Other issues are also dogging the US: High external liabilities, a result of “persistent current account deficits and low national savings rates,” which make the economy “more vulnerable to adverse external shocks.”
So Fitch estimates that the gross national debt – “excluding trade payables and unfunded pension liabilities, consistent with EU countries” – would hit 100% of GDP at the end of 2014. It sees a “debt peak” of 104% of GDP in 2024, based on this way of counting, which excludes any kind of recession or a market swoon. Since this 104% is “below the threshold of 110%,” Fitch does not “anticipate” a downgrade.
“However…”
A downgrade would be triggered by: “material deterioration in the coherence and credibility of economic policymaking,” whatever that means in Washington; a deterioration of the deficits and the debt-to-GDP ratio; and an erosion of “the role of the US dollar as the pre-eminent global reserve currency.”
There it is again, the dollar’s erosion as the pre-eminent global reserve currency. It is very inconvenient.

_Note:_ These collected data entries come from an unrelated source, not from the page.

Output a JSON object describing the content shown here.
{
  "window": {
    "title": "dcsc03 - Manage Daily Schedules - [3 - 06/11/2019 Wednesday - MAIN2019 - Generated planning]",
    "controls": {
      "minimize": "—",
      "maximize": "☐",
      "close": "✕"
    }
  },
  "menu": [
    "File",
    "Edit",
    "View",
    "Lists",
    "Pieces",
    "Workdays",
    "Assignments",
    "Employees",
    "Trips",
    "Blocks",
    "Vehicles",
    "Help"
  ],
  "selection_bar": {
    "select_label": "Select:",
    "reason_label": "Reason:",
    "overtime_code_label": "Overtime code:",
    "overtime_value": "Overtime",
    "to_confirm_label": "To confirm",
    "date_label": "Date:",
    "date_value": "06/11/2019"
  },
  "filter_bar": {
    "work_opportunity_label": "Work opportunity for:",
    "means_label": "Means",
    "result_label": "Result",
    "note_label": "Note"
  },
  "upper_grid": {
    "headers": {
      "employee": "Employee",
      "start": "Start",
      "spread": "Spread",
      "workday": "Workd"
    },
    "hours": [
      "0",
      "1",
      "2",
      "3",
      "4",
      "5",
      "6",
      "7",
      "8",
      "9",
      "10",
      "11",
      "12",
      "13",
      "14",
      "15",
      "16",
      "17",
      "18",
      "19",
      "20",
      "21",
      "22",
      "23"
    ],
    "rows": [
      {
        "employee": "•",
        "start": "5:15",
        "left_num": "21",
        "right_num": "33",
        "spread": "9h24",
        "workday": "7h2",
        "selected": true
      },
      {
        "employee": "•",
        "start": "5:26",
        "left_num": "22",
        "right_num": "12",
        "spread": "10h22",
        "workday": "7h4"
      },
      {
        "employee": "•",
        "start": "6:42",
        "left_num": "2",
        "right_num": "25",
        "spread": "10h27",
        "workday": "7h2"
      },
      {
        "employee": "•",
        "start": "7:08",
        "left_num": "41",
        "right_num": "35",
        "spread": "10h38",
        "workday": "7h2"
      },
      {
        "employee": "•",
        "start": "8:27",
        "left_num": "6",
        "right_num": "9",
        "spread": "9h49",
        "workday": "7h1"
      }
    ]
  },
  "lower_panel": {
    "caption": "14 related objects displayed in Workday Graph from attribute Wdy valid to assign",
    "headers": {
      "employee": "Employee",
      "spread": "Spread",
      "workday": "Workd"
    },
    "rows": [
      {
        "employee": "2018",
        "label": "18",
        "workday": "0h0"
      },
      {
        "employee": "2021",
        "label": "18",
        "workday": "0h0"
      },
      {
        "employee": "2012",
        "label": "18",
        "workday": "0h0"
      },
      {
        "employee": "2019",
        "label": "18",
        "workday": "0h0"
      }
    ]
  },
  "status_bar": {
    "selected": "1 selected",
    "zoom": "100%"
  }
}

It would deprive the US of much of the “financing flexibility and debt tolerance” that it has so enormously benefitted from up to now. When China starts hoarding euros, and when European countries start hoarding Chinese yuan, and when other countries start hoarding both, and when they’re hoarding other currencies as well, such as the UK pound, the Canadian and Australian dollars, even the yen (though that’s increasingly a losing proposition), and some other currencies, instead of US dollars….
And that is already happening.
The euro is already heavily represented on the balance sheets of China and other countries as a reserve currency and is breathing down the dollar’s neck as a trading currency. Every day, new bilateral accords are being implemented around the world to elevate the yuan, especially in the financial centers of Asia and Europe.
Everyone knows by now that there will be three big reserve currencies in the near future: the dollar, the euro, and the yuan, with smaller currencies thrown into the basket. And the day is nearing when the dollar’s status as the “pre-eminent global reserve currency” erodes to less than 50%.
That’s when the US dollar hegemony will be over. The US will face a new world of funding constraints. It will no longer be able to dictate financial terms. Its long and sinewy arm that can hit banks around the world and impose rules and sanctions and penalties will atrophy. And life for US policymakers will become a lot more complex. It will be a humbling experience.